Hardcore primal foodies also avoid dairy. I eat dairy, but I’ve never had any trouble with lactose. Dairy is kind of a grey area; you have to decide for yourself whether you want to include it or not. Certainly Homo Sapiens haven’t evolved to eat dairy products, but full fat dairy products are perfect for this diet. If you can handle it, why not?
The dietary emphasis is on eating fats of all kinds, except polyunsaturated fats (PUFA’s), which are mainly found in processed vegetable oils like canola oil. Primal cooking means using tallow, lard, butter and coconut oil if you’re frying anything.
Primal people believe in working out like a caveman, and that does not include running very long distances while eating gels and drinking Gatorade. Most primal living advocates are in fact dead set against ultra running, preferring rather to sprint short distances or walk long distances. Despite this, I am definitely noticing more and more primal eating ultrarunners around, both at races and on the Internet.

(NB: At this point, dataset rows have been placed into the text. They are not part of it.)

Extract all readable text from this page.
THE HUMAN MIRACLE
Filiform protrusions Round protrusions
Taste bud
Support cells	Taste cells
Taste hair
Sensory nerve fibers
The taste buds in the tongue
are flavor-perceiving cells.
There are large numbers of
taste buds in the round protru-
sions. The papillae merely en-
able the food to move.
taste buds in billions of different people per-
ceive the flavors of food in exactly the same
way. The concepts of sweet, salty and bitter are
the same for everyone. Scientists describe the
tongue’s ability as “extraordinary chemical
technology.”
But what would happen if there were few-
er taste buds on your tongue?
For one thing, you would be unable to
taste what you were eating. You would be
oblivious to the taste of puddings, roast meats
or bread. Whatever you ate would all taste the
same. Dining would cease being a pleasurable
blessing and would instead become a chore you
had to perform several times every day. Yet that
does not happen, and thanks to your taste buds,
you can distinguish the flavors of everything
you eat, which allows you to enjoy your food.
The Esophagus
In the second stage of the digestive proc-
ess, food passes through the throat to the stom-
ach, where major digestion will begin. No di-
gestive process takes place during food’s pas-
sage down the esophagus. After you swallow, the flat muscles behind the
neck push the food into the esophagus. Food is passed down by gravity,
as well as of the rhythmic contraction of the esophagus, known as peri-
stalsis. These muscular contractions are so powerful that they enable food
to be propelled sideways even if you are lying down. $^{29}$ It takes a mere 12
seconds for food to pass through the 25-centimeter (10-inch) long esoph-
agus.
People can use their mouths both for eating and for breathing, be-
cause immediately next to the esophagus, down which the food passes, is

So the question is, can ultrarunning be compatible with a Paleo lifestyle? My answer would be a very clear . . .
Yes. And no. Not 100%.
The premise of the primal diet is that it teaches your body to burn fat for fuel, since there are little or no carbs readily available for energy. I have found my maximum running effort is about 90 minutes before I need to supplement with “quick acting carbs” like gels or a sports drink. My body just can’t burn fat fast enough to keep up with my energy needs after that. I know there are others who have trained their bodies to go longer without carbs, I’ve just never been able to do it.

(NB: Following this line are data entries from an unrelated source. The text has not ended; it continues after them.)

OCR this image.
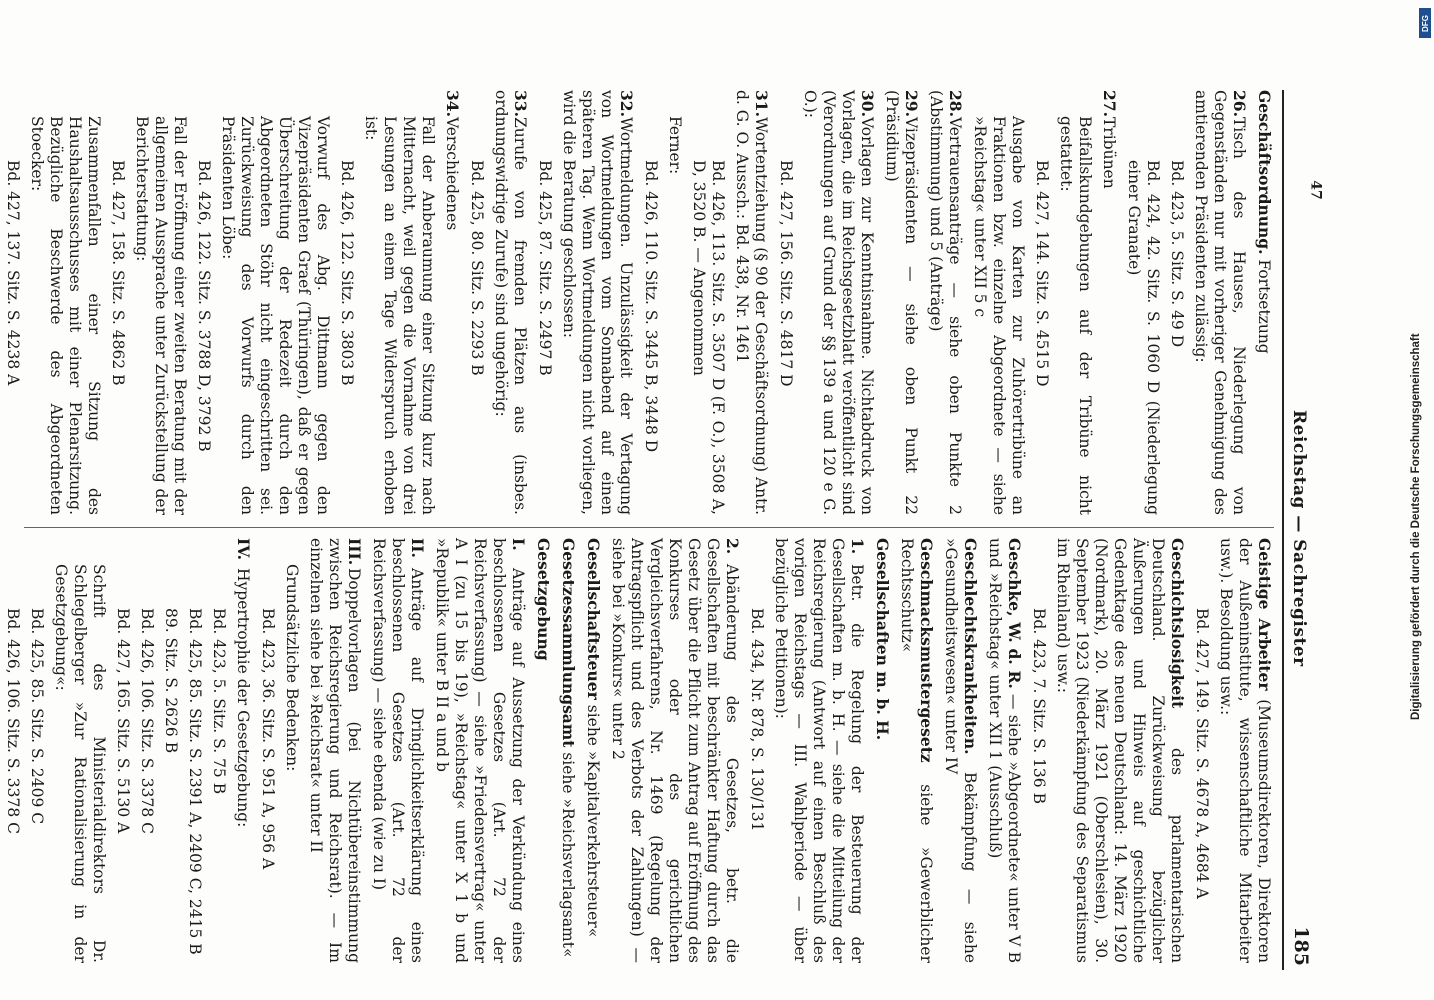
Reichstag — Sachregister
185
Geschäftsordnung. Fortsetzung
26.Tisch des Hauses, Niederlegung von Gegenständen nur mit vorheriger Genehmigung des amtierenden Präsidenten zulässig:
Bd. 423, 5. Sitz. S. 49 D
Bd. 424, 42. Sitz. S. 1060 D (Niederlegung einer Granate)
27.Tribünen
Beifallskundgebungen auf der Tribüne nicht gestattet:
Bd. 427, 144. Sitz. S. 4515 D
Ausgabe von Karten zur Zuhörertribüne an Fraktionen bzw. einzelne Abgeordnete — siehe »Reichstag« unter XII 5 c
28.Vertrauensanträge — siehe oben Punkte 2 (Abstimmung) und 5 (Anträge)
29.Vizepräsidenten — siehe oben Punkt 22 (Präsidium)
30.Vorlagen zur Kenntnisnahme. Nichtabdruck von Vorlagen, die im Reichsgesetzblatt veröffentlicht sind (Verordnungen auf Grund der §§ 139 a und 120 e G. O.):
Bd. 427, 156. Sitz. S. 4817 D
31.Wortentziehung (§ 90 der Geschäftsordnung) Antr. d. G. O. Aussch.: Bd. 438, Nr. 1461
Bd. 426, 113. Sitz. S. 3507 D (F. O.), 3508 A, D, 3520 B. — Angenommen
Ferner:
Bd. 426, 110. Sitz. S. 3445 B, 3448 D
32.Wortmeldungen. Unzulässigkeit der Vertagung von Wortmeldungen vom Sonnabend auf einen späteren Tag. Wenn Wortmeldungen nicht vorliegen, wird die Beratung geschlossen:
Bd. 425, 87. Sitz. S. 2497 B
33.Zurufe von fremden Plätzen aus (insbes. ordnungswidrige Zurufe) sind ungehörig:
Bd. 425, 80. Sitz. S. 2293 B
34.Verschiedenes
Fall der Anberaumung einer Sitzung kurz nach Mitternacht, weil gegen die Vornahme von drei Lesungen an einem Tage Widerspruch erhoben ist:
Bd. 426, 122. Sitz. S. 3803 B
Vorwurf des Abg. Dittmann gegen den Vizepräsidenten Graef (Thüringen), daß er gegen Überschreitung der Redezeit durch den Abgeordneten Stöhr nicht eingeschritten sei. Zurückweisung des Vorwurfs durch den Präsidenten Löbe:
Bd. 426, 122. Sitz. S. 3788 D, 3792 B
Fall der Eröffnung einer zweiten Beratung mit der allgemeinen Aussprache unter Zurückstellung der Berichterstattung:
Bd. 427, 158. Sitz. S. 4862 B
Zusammenfallen einer Sitzung des Haushaltsausschusses mit einer Plenarsitzung. Bezügliche Beschwerde des Abgeordneten Stoecker:
Bd. 427, 137. Sitz. S. 4238 A
Geistige Arbeiter (Museumsdirektoren, Direktoren der Außeninstitute, wissenschaftliche Mitarbeiter usw.). Besoldung usw.:
Bd. 427, 149. Sitz. S. 4678 A, 4684 A
Geschichtslosigkeit des parlamentarischen Deutschland. Zurückweisung bezüglicher Äußerungen und Hinweis auf geschichtliche Gedenktage des neuen Deutschland: 14. März 1920 (Nordmark), 20. März 1921 (Oberschlesien), 30. September 1923 (Niederkämpfung des Separatismus im Rheinland) usw.:
Bd. 423, 7. Sitz. S. 136 B
Geschke, W. d. R. — siehe »Abgeordnete« unter V B und »Reichstag« unter XII 1 (Ausschluß)
Geschlechtskrankheiten. Bekämpfung — siehe »Gesundheitswesen« unter IV
Geschmacksmustergesetz siehe »Gewerblicher Rechtsschutz«
Gesellschaften m. b. H.
1.Betr. die Regelung der Besteuerung der Gesellschaften m. b. H. — siehe die Mitteilung der Reichsregierung (Antwort auf einen Beschluß des vorigen Reichstags — III. Wahlperiode — über bezügliche Petitionen):
Bd. 434, Nr. 878, S. 130/131
2.Abänderung des Gesetzes, betr. die Gesellschaften mit beschränkter Haftung durch das Gesetz über die Pflicht zum Antrag auf Eröffnung des Konkurses oder des gerichtlichen Vergleichsverfahrens, Nr. 1469 (Regelung der Antragspflicht und des Verbots der Zahlungen) — siehe bei »Konkurs« unter 2
Gesellschaftsteuer siehe »Kapitalverkehrsteuer«
Gesetzessammlungsamt siehe »Reichsverlagsamt«
Gesetzgebung
I.Anträge auf Aussetzung der Verkündung eines beschlossenen Gesetzes (Art. 72 der Reichsverfassung) — siehe »Friedensvertrag« unter A I (zu 15 bis 19), »Reichstag« unter X 1 b und »Republik« unter B II a und b
II.Anträge auf Dringlichkeitserklärung eines beschlossenen Gesetzes (Art. 72 der Reichsverfassung) — siehe ebenda (wie zu I)
III.Doppelvorlagen (bei Nichtübereinstimmung zwischen Reichsregierung und Reichsrat). — Im einzelnen siehe bei »Reichsrat« unter II
Grundsätzliche Bedenken:
Bd. 423, 36. Sitz. S. 951 A, 956 A
IV.Hypertrophie der Gesetzgebung:
Bd. 423, 5. Sitz. S. 75 B
Bd. 425, 85. Sitz. S. 2391 A, 2409 C, 2415 B
89. Sitz. S. 2626 B
Bd. 426, 106. Sitz. S. 3378 C
Bd. 427, 165. Sitz. S. 5130 A
Schrift des Ministerialdirektors Dr. Schlegelberger »Zur Rationalisierung in der Gesetzgebung«:
Bd. 425, 85. Sitz. S. 2409 C
Bd. 426, 106. Sitz. S. 3378 C
Digitalisierung gefördert durch die Deutsche Forschungsgemeinschaft
DFG
47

Since going primal two and a half years ago, one of the more notable changes (other than losing 35 lbs) has been my run routine. Previously, before a run I used to eat breakfast, usually a bagel with peanut butter or jam, and drink a bottle of Gatorade before heading out. Then, after a half-hour, I’d start popping the gels, one every 30 minutes or so.
Since going primal, I start my run in a “fasted” state. My pre-run breakfast is a cup of coffee with whipping cream and a bottle of water with electrolytes (I use Nuun tablets because they don’t have any sugar). Then I head out. After 90 minutes I start consuming gels, one every 30 minutes or so, but I occasionally forget and no harm done. Obviously gels are not primal, but they are necessary for me if I’m going be competitive in a 50K or longer. I don’t feel guilty, as I am immediately burning off the 100 or so calories each gel provides.

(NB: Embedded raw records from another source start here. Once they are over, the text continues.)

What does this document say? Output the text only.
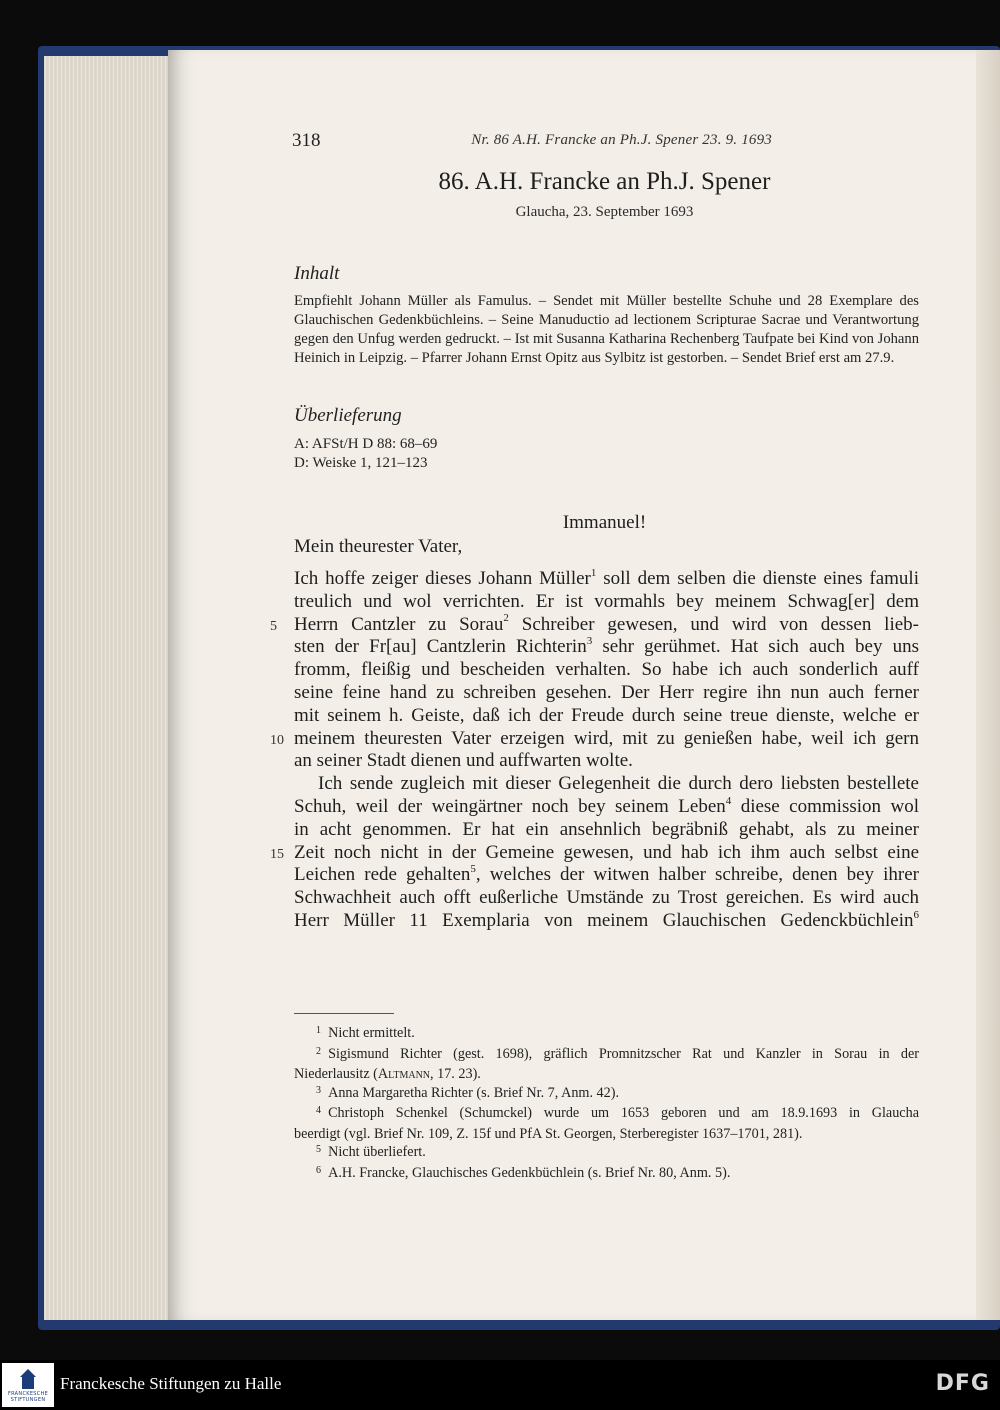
318	Nr. 86 A.H. Francke an Ph.J. Spener 23. 9. 1693
86. A.H. Francke an Ph.J. Spener
Glaucha, 23. September 1693
Inhalt

Empfiehlt Johann Müller als Famulus. – Sendet mit Müller bestellte Schuhe und 28 Exemplare des Glauchischen Gedenkbüchleins. – Seine Manuductio ad lectionem Scripturae Sacrae und Verantwortung gegen den Unfug werden gedruckt. – Ist mit Susanna Katharina Rechenberg Taufpate bei Kind von Johann Heinich in Leipzig. – Pfarrer Johann Ernst Opitz aus Sylbitz ist gestorben. – Sendet Brief erst am 27.9.

Überlieferung
A: AFSt/H D 88: 68–69
D: Weiske 1, 121–123
Immanuel!
Mein theurester Vater,
Ich hoffe zeiger dieses Johann Müller$^1$ soll dem selben die dienste eines famuli
treulich und wol verrichten. Er ist vormahls bey meinem Schwag[er] dem
Herrn Cantzler zu Sorau$^2$ Schreiber gewesen, und wird von dessen lieb-
sten der Fr[au] Cantzlerin Richterin$^3$ sehr gerühmet. Hat sich auch bey uns
fromm, fleißig und bescheiden verhalten. So habe ich auch sonderlich auff
seine feine hand zu schreiben gesehen. Der Herr regire ihn nun auch ferner
mit seinem h. Geiste, daß ich der Freude durch seine treue dienste, welche er
meinem theuresten Vater erzeigen wird, mit zu genießen habe, weil ich gern
an seiner Stadt dienen und auffwarten wolte.
Ich sende zugleich mit dieser Gelegenheit die durch dero liebsten bestellete
Schuh, weil der weingärtner noch bey seinem Leben$^4$ diese commission wol
in acht genommen. Er hat ein ansehnlich begräbniß gehabt, als zu meiner
Zeit noch nicht in der Gemeine gewesen, und hab ich ihm auch selbst eine
Leichen rede gehalten$^5$, welches der witwen halber schreibe, denen bey ihrer
Schwachheit auch offt eußerliche Umstände zu Trost gereichen. Es wird auch
Herr Müller 11 Exemplaria von meinem Glauchischen Gedenckbüchlein$^6$
5
10
15
$^1$  Nicht ermittelt.
$^2$  Sigismund Richter (gest. 1698), gräflich Promnitzscher Rat und Kanzler in Sorau in der
Niederlausitz (Altmann, 17. 23).
$^3$  Anna Margaretha Richter (s. Brief Nr. 7, Anm. 42).
$^4$  Christoph Schenkel (Schumckel) wurde um 1653 geboren und am 18.9.1693 in Glaucha
beerdigt (vgl. Brief Nr. 109, Z. 15f und PfA St. Georgen, Sterberegister 1637–1701, 281).
$^5$  Nicht überliefert.
$^6$  A.H. Francke, Glauchisches Gedenkbüchlein (s. Brief Nr. 80, Anm. 5).
FRANCKESCHE STIFTUNGEN
Franckesche Stiftungen zu Halle	DFG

For training, I don’t carbo-load the night before like I used to. However, when racing I do. Again, that’s just me. I’m sure there are other primal ultra runners who don’t carbo load before a race. There is a theory that if you starve your body of carbs in the week before a race, then load up a day or two before, your body is much more efficient at storing those carbs for energy. Training and racing are two different things in my mind, so my compromise is to “Train Low Carb, Race High Carb”. It works for me.
One example of an elite paleo ultrarunner is Rob Evans, who is running better as a masters runner than he did when he was younger. He credits his success to going primal. You can read about his diet transformation here.
Another facet of working out the primal way is running in minimal shoes. Hunter/gatherers didn’t wear padded running shoes, and neither should we. I am currently using the New Balance Minimus. I know Vanessa likes the Vibram Five Fingers and her friend Lou actually runs barefoot.
The thinking here is that the more you interfere with the foot’s natural movement (i.e. the more you support, cushion the foot) as well as inhibit pronation, the more chance of injury you have. Orthotics are also very anti-primal.
Think of the arch of your foot being like a bridge. How do you weaken an arched bridge? You push it upwards from the middle, just like an orthotic does. And those raised heels on most running shoes? They don’t allow your Achilles tendon to stretch out and cause you to land heel first, which can cause jarring and lead to knee and hip pain.
If you are going to change shoes to a minimal type shoe (or go barefoot), do it slowly, or you could damage your Achilles as it finally is allowed to fully lengthen. You will naturally begin to land on the ball of your foot instead of the heel. And remember, cavemen ran trails, not roads.